Conto fantástico II – Chico Whitaker

Ao voltar de uma viagem imaginária a um país invadido por um exercito de doentes mentais, criminosos e oportunistas – relatada em outro Conto Fantástico – encontrei meu próprio país submergindo numa quase agonia. Vitimado por uma insanidade crescente, seu Presidente, em sua incrível ignorância e desfaçatez, se isolava cada vez mais, atacando inimigos e amigos, destruindo tudo que podia – como prometera a quem o quisesse ouvir na sua primeira viagem ao exterior depois de eleito. Meus compatriotas, paralisados com o absurdo de cada dia, estavam sem saber como escapar do desastre que parecia se aproximar.

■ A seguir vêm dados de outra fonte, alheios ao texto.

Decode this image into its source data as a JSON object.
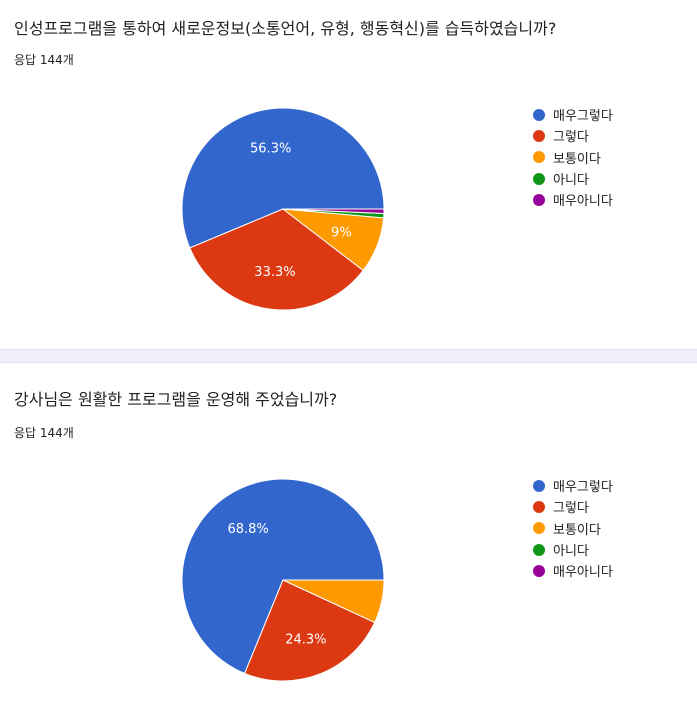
{
  "responses_label": "응답 144개",
  "colors": {
    "매우그렇다": "#3366cc",
    "그렇다": "#dc3912",
    "보통이다": "#ff9900",
    "아니다": "#109618",
    "매우아니다": "#990099"
  },
  "chart_data": [
    {
      "type": "pie",
      "title": "인성프로그램을 통하여 새로운정보(소통언어, 유형, 행동혁신)를 습득하였습니까?",
      "subtitle": "응답 144개",
      "legend_position": "right",
      "categories": [
        "매우그렇다",
        "그렇다",
        "보통이다",
        "아니다",
        "매우아니다"
      ],
      "values": [
        56.3,
        33.3,
        9,
        0.7,
        0.7
      ],
      "slice_labels": [
        "56.3%",
        "33.3%",
        "9%",
        "",
        ""
      ]
    },
    {
      "type": "pie",
      "title": "강사님은 원활한 프로그램을 운영해 주었습니까?",
      "subtitle": "응답 144개",
      "legend_position": "right",
      "categories": [
        "매우그렇다",
        "그렇다",
        "보통이다",
        "아니다",
        "매우아니다"
      ],
      "values": [
        68.8,
        24.3,
        6.9,
        0,
        0
      ],
      "slice_labels": [
        "68.8%",
        "24.3%",
        "",
        "",
        ""
      ]
    }
  ]
}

Quando cheguei ele estava querendo presentear um filho – como em reinos atrasados – com a embaixada no país mais poderoso do mundo. E como se quisesse desprepará-lo para suas funções, dava seguidos exemplos da mais absoluta contradição com a prática diplomática, referindo-se de forma desrespeitosa a outros governantes e mesmo a seus familiares. E já carregava a culpa – que poderia leva-lo a um impeachment e até a uma acusação num Tribunal internacional – de não ter evitado um desastre ambiental anunciado três dias antes por quem o provocaria. E que teria consequências planetárias, num mundo cada vez mais angustiado com a perspectiva de extinção da espécie humana por falta de condições de sobrevivência física. O que o levara a falar à Nação, em cadeia nacional de TV, lendo, como um boneco rígido, uma pequena cola que puseram à sua frente.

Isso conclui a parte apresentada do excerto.